В «Войне и мире» финал Шевардинского сражения мною был поставлен совсем не по ремаркам Прокофьева. «Ах, вот оно как!» — сказал Сергей Сергеевич, как будто увидел особую комбинацию на шахматной доске. Ни слова «интересно», «неожиданно», ни тем более «замечательно» сказано не было, но было ясно — мизансцена принята как естественная данность и обсуждать ее нет смысла. Она стала органической частью спектакля.

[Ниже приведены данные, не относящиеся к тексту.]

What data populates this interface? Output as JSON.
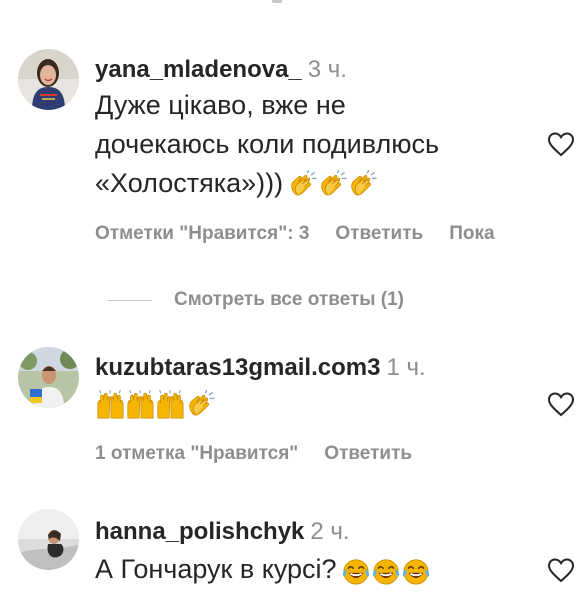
{
  "comments": [
    {
      "username": "yana_mladenova_",
      "time": "3 ч.",
      "text_lines": [
        "Дуже цікаво, вже не",
        "дочекаюсь коли подивлюсь",
        "«Холостяка»)))"
      ],
      "emoji": [
        "clapping-hands",
        "clapping-hands",
        "clapping-hands"
      ],
      "likes_label": "Отметки \"Нравится\": 3",
      "reply_label": "Ответить",
      "translate_label": "Пока"
    },
    {
      "username": "kuzubtaras13gmail.com3",
      "time": "1 ч.",
      "emoji": [
        "raising-hands",
        "raising-hands",
        "raising-hands",
        "clapping-hands"
      ],
      "likes_label": "1 отметка \"Нравится\"",
      "reply_label": "Ответить"
    },
    {
      "username": "hanna_polishchyk",
      "time": "2 ч.",
      "text": "А Гончарук в курсі?",
      "emoji": [
        "tears-of-joy",
        "tears-of-joy",
        "tears-of-joy"
      ]
    }
  ],
  "view_replies_label": "Смотреть все ответы (1)",
  "colors": {
    "text": "#262626",
    "secondary": "#8e8e8e",
    "divider": "#c7c7c7",
    "emoji": "#f4b400"
  }
}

Рассказал я не без внутреннего трепета Игорю Федоровичу Стравинскому, что ставил его оперу «Соловей» со студентами ГИТИСа. «Ах, можно было и не ставить!» В неожиданной реакции композитора я услышал упрек, что не поставил его оперу «Карьера мота»[38], о которой мы с Игорем Федоровичем говорили раньше и которая была ему дорога. К «Карьере» он относился в то время с большой ревностью.

«Я об этом думал, только не мог выразить», — с удивлением сказал мне Александр Николаевич Холминов об одном из эпизодов постановки его «Двенадцатой серии» в Камерном театре. И, очевидно, тут не было совпадения, просто задуманное композитором передалось режиссеру «по телеграфу» музыкальной драматургии. И не «в лоб», а опосредованно, «таинственными» каналами, которые делают искусство искусством. Эти каналы нельзя перекрывать практикой навязывания «конструктивных предложений» и всякого рода «влияний».

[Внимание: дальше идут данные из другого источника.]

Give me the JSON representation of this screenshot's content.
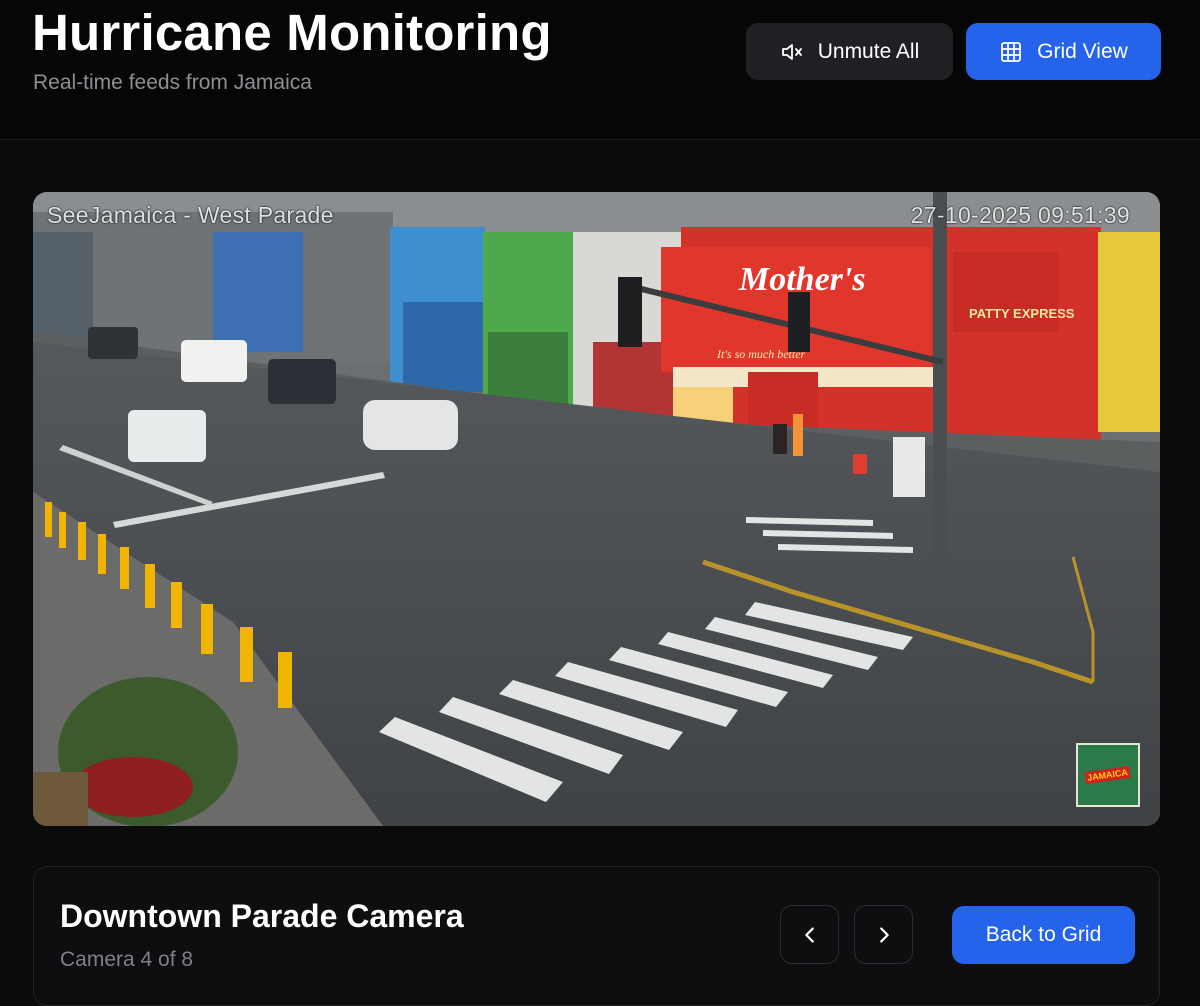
{
  "header": {
    "title": "Hurricane Monitoring",
    "subtitle": "Real-time feeds from Jamaica",
    "unmute_label": "Unmute All",
    "grid_label": "Grid View"
  },
  "feed": {
    "overlay_name": "SeeJamaica - West Parade",
    "overlay_timestamp": "27-10-2025 09:51:39",
    "sign_mothers": "Mother's",
    "sign_slogan": "It's so much better",
    "sign_express": "PATTY EXPRESS",
    "watermark": "JAMAICA"
  },
  "panel": {
    "camera_title": "Downtown Parade Camera",
    "camera_position": "Camera 4 of 8",
    "back_label": "Back to Grid"
  },
  "colors": {
    "accent": "#2563eb",
    "background": "#0b0b0c",
    "muted_text": "#8d8f94"
  },
  "icons": [
    "mute-icon",
    "grid-icon",
    "chevron-left-icon",
    "chevron-right-icon"
  ]
}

Таким образом, я не очень верю в эффективность «договоренностей», обсуждений, долгих разговоров между композитором и режиссером. Гораздо большую роль играют тут полунамек, иная невзначай брошенная фраза, усмешка.

Когда Родион Константинович Щедрин сочинял «Мертвые души», я об этом узнавал из его полунамеков, улыбок и случайно брошенных фраз его жены. Но настало время, и композитор пригласил меня к себе, чтобы в первый раз сыграть оперу с начала до конца. Тут же мы стали намечать кандидатуры дирижера, художника, артистов. Некоторые фамилии были названы сразу, другие потребовали долгих обсуждений, взвешивания. Это началась уже история постановки произведения. Из партитуры, как бабочка из кокона, уже возникал пока внешний, организационно-постановочный принцип.

Композитор Отар Васильевич Тактакишвили познакомил меня со своей оперой «Похищение луны». Пришел, сыграл, начались разговоры о дирижере, художнике, актерах. Александр Николаевич Холминов тоже держит в секрете от меня то, над чем работает… для меня же. Но вот звонок по телефону и «могу прийти, принести кое-что, написанное для вас». Композитор Владимир Рубин показал мне свою оперу о поэте. Увы, поставить это интересное произведение в Большом театре не удалось.

Ни в одном из перечисленных случаев я не имел желания и необходимости просить что-то переделать, переконструировать, сократить, дописать. Занят был освоением образной системы (каждый раз уникальной!), ее особой логики, точки зрения на тему, соотношением душевных струн действующих лиц, обертонов, характеров и взаимоотношений. На первый взгляд кажется, что утверждения мои слишком элементарны и «унизительны» для режиссера. В самом деле, иному хочется выказать свою волю, «поднять» свой престиж, «утвердить» свое художественное влияние… Я изучал деятельность Станиславского, Мейерхольда, Немировича-Данченко в этом плане и увидел, что их открытия в оперном искусстве всегда были связаны с пониманием сделанного композитором, а не основывались на переделках его создания. Если же переделки и допускались ими, то не приносили успеха, хотя и делались с большим вкусом и знанием дела. Но такие эпизоды в их творчестве были исключением, а не правилом. Влияние на композиторов эти мастера имели благодаря своему огромному художественному авторитету, и выражалось оно не в частных замечаниях по поводу того или иного произведения, а в общих идеях, определяющих театральный процесс. К их творчеству стоит внимательно присмотреться, так как оно являет собой образец органического соотношения процессов сочинения оперы и сочинения спектакля по ней.

вернуться

38

Опера И. Стравинского «Карьера мота» под названием «Похождения повесы» была поставлена Б. А. Покровским в Московском камерном музыкальном театре 11 мая 1978 года. (Прим. ред.)